I was trying to be a calm and patient caretaker, but the truth is I kind of wanted to punch everyone, too. Or cry. It was a toss-up.

“You’re just loopy from the surgery,” I told him. “Eat something.”

He grazed his way through pudding cups and cookies and granola bars and string cheese, all washed down with ginger ale and Pepsi. I was peeved that none of these foods or beverages were on the “healthy sperm diet” list. It was like the hospital was actively working against us. My husband’s gown was soon covered with crumbs and stains. He looked so vulnerable and weak, instead of the strong, virile man capable of impregnating me.

I wondered if this had all been a waste and if we should have done IVF instead. Why did every decision feel right in the moment but wrong later on?

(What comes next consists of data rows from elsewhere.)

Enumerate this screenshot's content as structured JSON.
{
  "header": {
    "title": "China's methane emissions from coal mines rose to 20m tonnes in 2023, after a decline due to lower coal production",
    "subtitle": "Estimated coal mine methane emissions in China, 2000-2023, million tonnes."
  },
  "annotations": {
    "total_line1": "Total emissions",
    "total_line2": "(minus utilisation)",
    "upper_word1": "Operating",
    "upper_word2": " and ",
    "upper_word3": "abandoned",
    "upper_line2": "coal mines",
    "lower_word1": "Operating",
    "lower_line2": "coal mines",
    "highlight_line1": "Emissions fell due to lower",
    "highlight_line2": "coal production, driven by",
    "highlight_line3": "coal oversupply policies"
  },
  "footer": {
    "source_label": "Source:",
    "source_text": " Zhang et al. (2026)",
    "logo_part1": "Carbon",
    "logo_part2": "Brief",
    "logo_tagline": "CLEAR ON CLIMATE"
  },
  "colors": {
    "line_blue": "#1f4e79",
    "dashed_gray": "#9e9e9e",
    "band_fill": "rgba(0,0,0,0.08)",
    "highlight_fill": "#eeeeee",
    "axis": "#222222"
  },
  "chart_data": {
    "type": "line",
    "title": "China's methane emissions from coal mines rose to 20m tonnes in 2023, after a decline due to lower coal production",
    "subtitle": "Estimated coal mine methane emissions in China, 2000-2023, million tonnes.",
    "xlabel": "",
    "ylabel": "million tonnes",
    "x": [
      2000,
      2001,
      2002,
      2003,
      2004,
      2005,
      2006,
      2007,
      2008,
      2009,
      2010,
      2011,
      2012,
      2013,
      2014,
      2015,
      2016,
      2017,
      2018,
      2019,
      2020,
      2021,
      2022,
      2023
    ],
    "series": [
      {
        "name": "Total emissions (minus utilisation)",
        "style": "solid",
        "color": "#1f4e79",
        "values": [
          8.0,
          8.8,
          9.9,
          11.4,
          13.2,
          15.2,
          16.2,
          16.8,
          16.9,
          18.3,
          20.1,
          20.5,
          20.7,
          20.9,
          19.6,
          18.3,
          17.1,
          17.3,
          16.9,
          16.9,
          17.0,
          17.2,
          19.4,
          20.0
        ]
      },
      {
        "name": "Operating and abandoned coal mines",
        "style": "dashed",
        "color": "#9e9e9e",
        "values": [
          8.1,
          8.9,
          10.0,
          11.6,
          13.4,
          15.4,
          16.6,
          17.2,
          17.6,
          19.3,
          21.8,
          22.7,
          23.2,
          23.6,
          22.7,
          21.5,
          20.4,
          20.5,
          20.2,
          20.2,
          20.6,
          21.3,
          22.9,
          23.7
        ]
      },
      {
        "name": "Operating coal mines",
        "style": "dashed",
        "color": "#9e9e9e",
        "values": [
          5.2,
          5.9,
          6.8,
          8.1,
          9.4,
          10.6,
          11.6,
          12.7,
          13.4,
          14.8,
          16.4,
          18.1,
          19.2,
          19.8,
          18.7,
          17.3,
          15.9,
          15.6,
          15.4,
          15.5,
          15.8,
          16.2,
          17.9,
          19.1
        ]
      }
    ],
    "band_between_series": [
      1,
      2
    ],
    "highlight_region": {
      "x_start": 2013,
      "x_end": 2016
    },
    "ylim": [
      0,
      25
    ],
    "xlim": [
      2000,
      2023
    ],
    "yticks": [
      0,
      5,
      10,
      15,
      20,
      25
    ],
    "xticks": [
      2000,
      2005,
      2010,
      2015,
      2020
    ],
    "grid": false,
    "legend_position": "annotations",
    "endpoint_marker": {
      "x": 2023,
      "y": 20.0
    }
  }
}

“Is our dream dumb?” I asked my husband.

“No,” he said.

I had my doubts.

In order to be released from the hospital, my husband had to complete a couple of tasks, like walking down the hall and peeing into a measuring cup. The former was no problem but he couldn’t make the latter happen, not even with the so-called soothing sounds of the tap running or me (instead of a nurse) holding his cup. A bladder scan was ordered (Can you believe that’s someone’s job?!) and when it showed his bladder was overfull, a male nurse had to “cath” him. Then my husband had to start the fill-the-bladder-and-try-to-pee routine all over again.

After 12 hours at the hospital, my husband was finally discharged.

“Next time we see you, you're going to be helping her with the pain!” a nurse said as we departed.

I wanted to believe her, but at that moment, giving birth seemed so, so far away.

Would I be able to wait for nature to take its course? Or was it time to fast-track the baby-making process?